What is the Annual Percentage Rate (APR)?
While considering a mortgage, there are many kinds of payments and costs, as well as definitions & terms, for you to review and be aware of. One such term is the Annual Percentage Rate or APR.
APR refers to the total costs associated with a mortgage loan for one year of borrowing. This includes interest payments, closing costs, and other associated fees that you accumulate with a mortgage over the course of a year. Another cost included in APR is origination fees, which includes fees for applying, processing, and underwriting. Lenders and other financial institutions are required to release APRs to borrowers because of the Truth in Lending Act (TILA) of 1968.
APR vs. Interest Rates
APR compiles multiple factors into one metric, represented as a percentage rate of interest. An interest rate is but one aspect of a mortgage loan, and it is also one of the factors rolled into the calculation of APR (as yearly interest costs). By nature of being a combined metric, APR is typically higher than the regular monthly interest rate.

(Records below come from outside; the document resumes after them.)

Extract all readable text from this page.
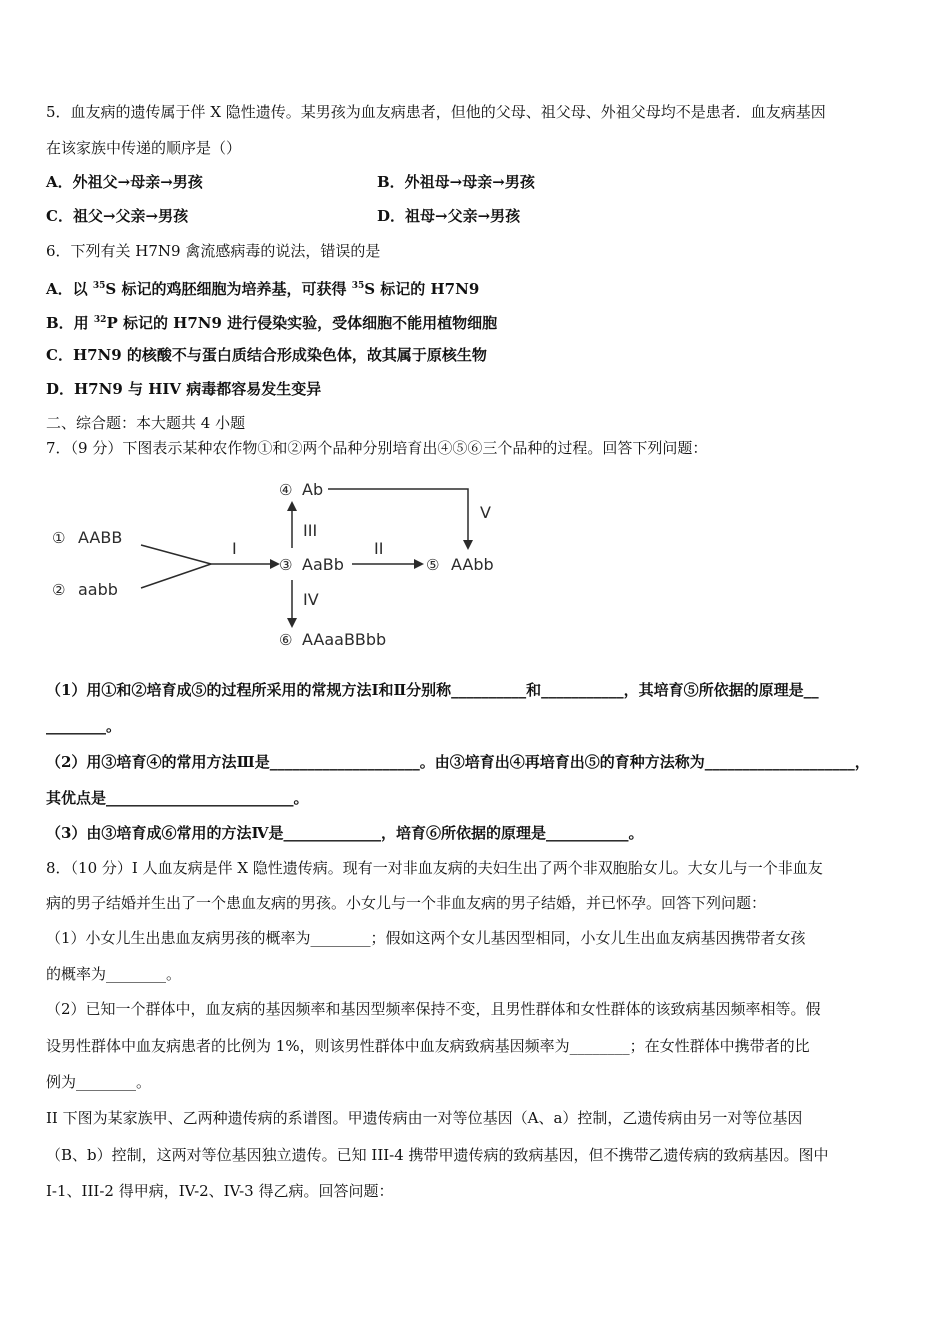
5．血友病的遗传属于伴 X 隐性遗传。某男孩为血友病患者，但他的父母、祖父母、外祖父母均不是患者．血友病基因
在该家族中传递的顺序是（）
A．外祖父→母亲→男孩	B．外祖母→母亲→男孩
C．祖父→父亲→男孩	D．祖母→父亲→男孩
6．下列有关 H7N9 禽流感病毒的说法，错误的是
A．以 $^{35}$S 标记的鸡胚细胞为培养基，可获得 $^{35}$S 标记的 H7N9
B．用 $^{32}$P 标记的 H7N9 进行侵染实验，受体细胞不能用植物细胞
C．H7N9 的核酸不与蛋白质结合形成染色体，故其属于原核生物
D．H7N9 与 HIV 病毒都容易发生变异
二、综合题：本大题共 4 小题
7．（9 分）下图表示某种农作物①和②两个品种分别培育出④⑤⑥三个品种的过程。回答下列问题：
① AABB
② aabb
I
③ AaBb
II
⑤ AAbb
III
④ Ab
V
IV
⑥ AAaaBBbb
（1）用①和②培育成⑤的过程所采用的常规方法Ⅰ和Ⅱ分别称__________和___________，其培育⑤所依据的原理是__
________。
（2）用③培育④的常用方法Ⅲ是____________________。由③培育出④再培育出⑤的育种方法称为____________________，
其优点是_________________________。
（3）由③培育成⑥常用的方法Ⅳ是_____________，培育⑥所依据的原理是___________。
8．（10 分）I 人血友病是伴 X 隐性遗传病。现有一对非血友病的夫妇生出了两个非双胞胎女儿。大女儿与一个非血友
病的男子结婚并生出了一个患血友病的男孩。小女儿与一个非血友病的男子结婚，并已怀孕。回答下列问题：
（1）小女儿生出患血友病男孩的概率为________；假如这两个女儿基因型相同，小女儿生出血友病基因携带者女孩
的概率为________。
（2）已知一个群体中，血友病的基因频率和基因型频率保持不变，且男性群体和女性群体的该致病基因频率相等。假
设男性群体中血友病患者的比例为 1%，则该男性群体中血友病致病基因频率为________；在女性群体中携带者的比
例为________。
II 下图为某家族甲、乙两种遗传病的系谱图。甲遗传病由一对等位基因（A、a）控制，乙遗传病由另一对等位基因
（B、b）控制，这两对等位基因独立遗传。已知 III-4 携带甲遗传病的致病基因，但不携带乙遗传病的致病基因。图中
I-1、III-2 得甲病，IV-2、IV-3 得乙病。回答问题：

APR can vary from lender to lender, as each lender tends to use its own fee structures. Additionally, when APR is calculated it is assumed that the mortgage will be paid off in full and on time. If you are planning on moving soon after purchasing the home or even refinancing, using APR to compare different loan offers may be unhelpful. APR also doesn’t help you compare mortgages with an adjustable-rate (ARM), as it is calculated assuming a fixed-rate mortgage.